For more information check here: https://helphopelive.org/campaign/9104/
As Melissa said in her own words: "6 years later, life would be easier with a secondary. I still have quite a bit of monthly medical expenses and my dialysis treatments are only covered at 80% leaving me on the hook for the rest. A secondary plan would greatly reduce my monthly responsibility and afford me the luxury of being listed in multiple states which would greatly increase my chances of getting a new kidney."
There's some light at the end of the tunnel, as under a paired donation program at a second transplant center, Cleveland Clinic, in August of 2019 setting off a chain of donations. Because Mel's donor donated to someone else, the next matching kidney would go to Mel. She has been waiting almost 2 years now.

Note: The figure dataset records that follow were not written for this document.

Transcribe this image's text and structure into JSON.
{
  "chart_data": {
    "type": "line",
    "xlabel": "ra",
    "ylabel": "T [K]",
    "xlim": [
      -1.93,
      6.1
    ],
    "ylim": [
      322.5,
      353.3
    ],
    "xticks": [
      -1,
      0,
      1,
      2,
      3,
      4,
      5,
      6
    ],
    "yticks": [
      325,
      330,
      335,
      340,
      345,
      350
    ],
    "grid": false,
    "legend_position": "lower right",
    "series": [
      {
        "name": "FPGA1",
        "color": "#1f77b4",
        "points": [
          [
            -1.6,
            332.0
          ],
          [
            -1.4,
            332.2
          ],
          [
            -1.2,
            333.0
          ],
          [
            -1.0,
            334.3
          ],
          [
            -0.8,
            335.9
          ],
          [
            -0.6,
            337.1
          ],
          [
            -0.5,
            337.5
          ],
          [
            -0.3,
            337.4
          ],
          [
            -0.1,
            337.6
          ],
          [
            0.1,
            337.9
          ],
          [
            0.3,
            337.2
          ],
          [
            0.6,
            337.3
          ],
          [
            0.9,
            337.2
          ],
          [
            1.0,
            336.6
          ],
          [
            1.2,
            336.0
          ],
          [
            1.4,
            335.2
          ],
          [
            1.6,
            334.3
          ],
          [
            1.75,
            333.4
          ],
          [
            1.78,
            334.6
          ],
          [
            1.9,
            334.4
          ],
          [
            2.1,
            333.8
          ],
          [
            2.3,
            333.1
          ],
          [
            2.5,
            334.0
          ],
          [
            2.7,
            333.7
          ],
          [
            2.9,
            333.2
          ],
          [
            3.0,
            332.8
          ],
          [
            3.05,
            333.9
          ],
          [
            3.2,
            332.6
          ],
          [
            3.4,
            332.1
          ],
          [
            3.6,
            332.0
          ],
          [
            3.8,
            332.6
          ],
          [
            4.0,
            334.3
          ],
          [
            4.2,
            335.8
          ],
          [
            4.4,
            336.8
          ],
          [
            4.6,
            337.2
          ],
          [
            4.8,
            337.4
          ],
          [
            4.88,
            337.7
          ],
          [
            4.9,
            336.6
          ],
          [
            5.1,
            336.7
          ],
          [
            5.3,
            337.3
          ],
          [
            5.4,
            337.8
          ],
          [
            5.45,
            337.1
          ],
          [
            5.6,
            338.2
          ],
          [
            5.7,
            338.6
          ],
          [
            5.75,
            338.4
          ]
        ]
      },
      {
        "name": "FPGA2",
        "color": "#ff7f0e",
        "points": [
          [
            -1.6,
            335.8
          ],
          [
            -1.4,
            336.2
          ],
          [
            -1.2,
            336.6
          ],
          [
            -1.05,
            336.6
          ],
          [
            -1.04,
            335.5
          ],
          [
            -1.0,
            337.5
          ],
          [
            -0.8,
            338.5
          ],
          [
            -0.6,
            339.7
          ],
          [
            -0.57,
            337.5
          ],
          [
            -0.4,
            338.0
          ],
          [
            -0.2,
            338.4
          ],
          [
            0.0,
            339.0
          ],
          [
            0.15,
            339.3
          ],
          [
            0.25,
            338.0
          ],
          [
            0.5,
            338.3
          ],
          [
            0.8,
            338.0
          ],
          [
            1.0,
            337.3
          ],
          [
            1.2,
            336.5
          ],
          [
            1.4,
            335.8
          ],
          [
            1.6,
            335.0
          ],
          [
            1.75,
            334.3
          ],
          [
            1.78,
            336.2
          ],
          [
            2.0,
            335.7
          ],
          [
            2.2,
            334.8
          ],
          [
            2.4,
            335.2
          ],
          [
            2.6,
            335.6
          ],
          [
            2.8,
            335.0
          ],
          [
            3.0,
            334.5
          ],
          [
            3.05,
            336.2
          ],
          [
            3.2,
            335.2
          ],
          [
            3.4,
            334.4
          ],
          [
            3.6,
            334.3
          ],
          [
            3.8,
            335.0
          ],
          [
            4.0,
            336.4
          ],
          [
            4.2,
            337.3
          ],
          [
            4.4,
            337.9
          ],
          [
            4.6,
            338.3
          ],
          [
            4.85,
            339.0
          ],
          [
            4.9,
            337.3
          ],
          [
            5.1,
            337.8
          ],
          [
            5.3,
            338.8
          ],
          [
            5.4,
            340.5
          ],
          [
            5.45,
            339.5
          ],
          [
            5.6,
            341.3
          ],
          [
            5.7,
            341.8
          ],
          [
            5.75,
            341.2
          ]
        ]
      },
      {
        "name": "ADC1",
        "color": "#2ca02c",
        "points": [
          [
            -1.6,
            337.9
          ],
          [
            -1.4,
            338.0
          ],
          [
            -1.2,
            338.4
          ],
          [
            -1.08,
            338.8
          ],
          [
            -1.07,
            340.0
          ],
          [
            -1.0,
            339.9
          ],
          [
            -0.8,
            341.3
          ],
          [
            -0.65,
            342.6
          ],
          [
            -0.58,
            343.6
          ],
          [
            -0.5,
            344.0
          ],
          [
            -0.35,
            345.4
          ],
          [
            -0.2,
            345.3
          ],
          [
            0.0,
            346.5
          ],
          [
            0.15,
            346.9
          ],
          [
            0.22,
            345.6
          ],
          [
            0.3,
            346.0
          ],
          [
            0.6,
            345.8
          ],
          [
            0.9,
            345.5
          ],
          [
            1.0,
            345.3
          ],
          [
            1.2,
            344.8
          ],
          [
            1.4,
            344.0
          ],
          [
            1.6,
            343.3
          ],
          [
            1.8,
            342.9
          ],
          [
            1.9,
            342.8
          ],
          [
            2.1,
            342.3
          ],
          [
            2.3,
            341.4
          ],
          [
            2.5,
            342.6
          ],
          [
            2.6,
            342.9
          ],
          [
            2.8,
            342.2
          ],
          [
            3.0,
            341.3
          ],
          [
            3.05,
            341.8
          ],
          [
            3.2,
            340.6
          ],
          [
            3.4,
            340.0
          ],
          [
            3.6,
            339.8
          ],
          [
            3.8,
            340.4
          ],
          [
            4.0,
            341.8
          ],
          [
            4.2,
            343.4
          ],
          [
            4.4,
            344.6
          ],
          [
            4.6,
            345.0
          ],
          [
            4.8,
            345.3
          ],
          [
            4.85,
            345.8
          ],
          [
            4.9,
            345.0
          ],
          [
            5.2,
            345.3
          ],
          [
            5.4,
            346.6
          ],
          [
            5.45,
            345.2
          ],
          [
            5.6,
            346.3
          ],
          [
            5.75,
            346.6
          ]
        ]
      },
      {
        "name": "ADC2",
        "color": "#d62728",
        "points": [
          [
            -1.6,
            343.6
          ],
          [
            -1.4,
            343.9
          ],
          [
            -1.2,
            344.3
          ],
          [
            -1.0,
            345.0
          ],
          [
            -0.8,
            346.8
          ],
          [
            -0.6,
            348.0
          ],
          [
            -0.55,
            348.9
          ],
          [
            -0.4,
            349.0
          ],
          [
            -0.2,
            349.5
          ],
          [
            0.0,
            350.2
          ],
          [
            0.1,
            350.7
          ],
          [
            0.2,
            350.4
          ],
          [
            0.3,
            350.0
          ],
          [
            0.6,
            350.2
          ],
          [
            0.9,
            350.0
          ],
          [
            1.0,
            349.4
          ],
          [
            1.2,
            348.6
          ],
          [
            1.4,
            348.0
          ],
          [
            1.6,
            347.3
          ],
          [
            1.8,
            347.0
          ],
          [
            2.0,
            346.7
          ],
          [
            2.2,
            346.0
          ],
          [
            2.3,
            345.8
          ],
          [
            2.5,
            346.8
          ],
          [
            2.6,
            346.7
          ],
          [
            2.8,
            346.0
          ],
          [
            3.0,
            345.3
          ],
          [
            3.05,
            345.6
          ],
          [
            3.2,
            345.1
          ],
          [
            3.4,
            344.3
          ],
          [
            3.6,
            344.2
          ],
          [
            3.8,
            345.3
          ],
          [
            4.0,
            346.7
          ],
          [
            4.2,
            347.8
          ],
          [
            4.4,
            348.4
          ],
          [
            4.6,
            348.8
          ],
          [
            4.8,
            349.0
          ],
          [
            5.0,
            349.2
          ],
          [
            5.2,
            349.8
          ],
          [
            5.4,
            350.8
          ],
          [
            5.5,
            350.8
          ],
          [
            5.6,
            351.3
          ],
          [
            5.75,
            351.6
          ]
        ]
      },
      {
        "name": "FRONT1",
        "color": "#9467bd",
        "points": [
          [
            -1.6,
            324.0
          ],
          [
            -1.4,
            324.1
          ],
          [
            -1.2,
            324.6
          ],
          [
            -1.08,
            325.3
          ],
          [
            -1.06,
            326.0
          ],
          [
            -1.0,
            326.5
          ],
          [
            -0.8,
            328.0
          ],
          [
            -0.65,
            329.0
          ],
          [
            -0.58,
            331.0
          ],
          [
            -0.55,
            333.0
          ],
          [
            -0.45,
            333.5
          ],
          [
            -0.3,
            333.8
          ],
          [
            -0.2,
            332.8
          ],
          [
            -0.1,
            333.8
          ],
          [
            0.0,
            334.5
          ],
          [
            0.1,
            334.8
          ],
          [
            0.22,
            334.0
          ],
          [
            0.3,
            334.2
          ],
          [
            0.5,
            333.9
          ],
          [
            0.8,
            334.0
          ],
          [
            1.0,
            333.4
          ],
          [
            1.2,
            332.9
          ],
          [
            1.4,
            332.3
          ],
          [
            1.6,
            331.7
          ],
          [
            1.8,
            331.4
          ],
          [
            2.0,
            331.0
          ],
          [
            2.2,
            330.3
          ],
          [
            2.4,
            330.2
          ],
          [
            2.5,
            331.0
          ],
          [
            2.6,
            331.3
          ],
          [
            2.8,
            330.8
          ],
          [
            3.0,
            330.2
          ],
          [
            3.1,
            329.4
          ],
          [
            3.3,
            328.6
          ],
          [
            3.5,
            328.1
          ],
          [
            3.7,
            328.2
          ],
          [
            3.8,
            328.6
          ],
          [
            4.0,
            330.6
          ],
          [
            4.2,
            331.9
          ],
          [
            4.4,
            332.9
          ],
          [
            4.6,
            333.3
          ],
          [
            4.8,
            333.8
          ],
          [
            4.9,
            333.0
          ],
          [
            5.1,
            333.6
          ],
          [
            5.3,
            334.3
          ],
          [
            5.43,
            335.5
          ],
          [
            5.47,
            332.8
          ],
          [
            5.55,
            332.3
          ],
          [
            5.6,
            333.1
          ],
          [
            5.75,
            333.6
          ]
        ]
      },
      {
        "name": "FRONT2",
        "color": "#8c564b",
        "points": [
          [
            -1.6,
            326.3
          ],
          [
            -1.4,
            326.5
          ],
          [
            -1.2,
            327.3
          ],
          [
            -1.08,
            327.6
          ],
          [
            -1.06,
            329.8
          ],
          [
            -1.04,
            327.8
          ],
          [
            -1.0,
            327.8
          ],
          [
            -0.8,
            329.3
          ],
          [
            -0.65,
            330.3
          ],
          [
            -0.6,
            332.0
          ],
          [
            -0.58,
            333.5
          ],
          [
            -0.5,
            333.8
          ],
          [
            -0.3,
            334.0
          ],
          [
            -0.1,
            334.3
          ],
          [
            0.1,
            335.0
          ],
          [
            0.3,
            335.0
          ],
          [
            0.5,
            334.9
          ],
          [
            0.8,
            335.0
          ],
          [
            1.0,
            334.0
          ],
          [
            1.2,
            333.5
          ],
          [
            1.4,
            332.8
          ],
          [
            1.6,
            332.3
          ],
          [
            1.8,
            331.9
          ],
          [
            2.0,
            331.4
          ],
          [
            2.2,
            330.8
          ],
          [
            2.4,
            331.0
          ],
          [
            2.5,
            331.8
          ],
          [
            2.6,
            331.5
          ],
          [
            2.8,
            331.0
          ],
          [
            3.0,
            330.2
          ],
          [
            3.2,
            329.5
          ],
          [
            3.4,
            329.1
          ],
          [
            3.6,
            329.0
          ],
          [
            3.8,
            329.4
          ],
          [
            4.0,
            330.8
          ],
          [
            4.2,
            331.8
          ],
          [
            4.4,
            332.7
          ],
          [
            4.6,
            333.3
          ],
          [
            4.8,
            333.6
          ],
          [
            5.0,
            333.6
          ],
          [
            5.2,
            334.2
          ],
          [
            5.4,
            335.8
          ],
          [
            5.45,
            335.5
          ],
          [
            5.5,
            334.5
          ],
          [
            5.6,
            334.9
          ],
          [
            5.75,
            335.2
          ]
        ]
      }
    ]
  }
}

To keep up with Melissa Tuff' s status check out her advocacy page here: https://m.facebook.com/MelNeedsAKidney/ For more information on Mel, check out her most recent interview: https://youtu.be/XnqjJM7rW0E
7. A Word of Warning
I checked with a couple of other kidney advocacy groups on this law. Concern was expressed that the law could be couple with other laws not benefiting kidney patients and some of the lobbyists on the law are not favorable to kidney patients. If circumstances change, I will let you know. 8. Conclusion Underage ESRD/Medicare patients face potentially large amounts of debt without supplemental insurance like Medigap coverage. Many States do not offer a Medigap plan. Medicare Advantage plans are network plans and your doctor may not be included in the network. The Jack Reynolds Memorial Medigap Expansion Act would require states to make Medigap Plans available to those under 65.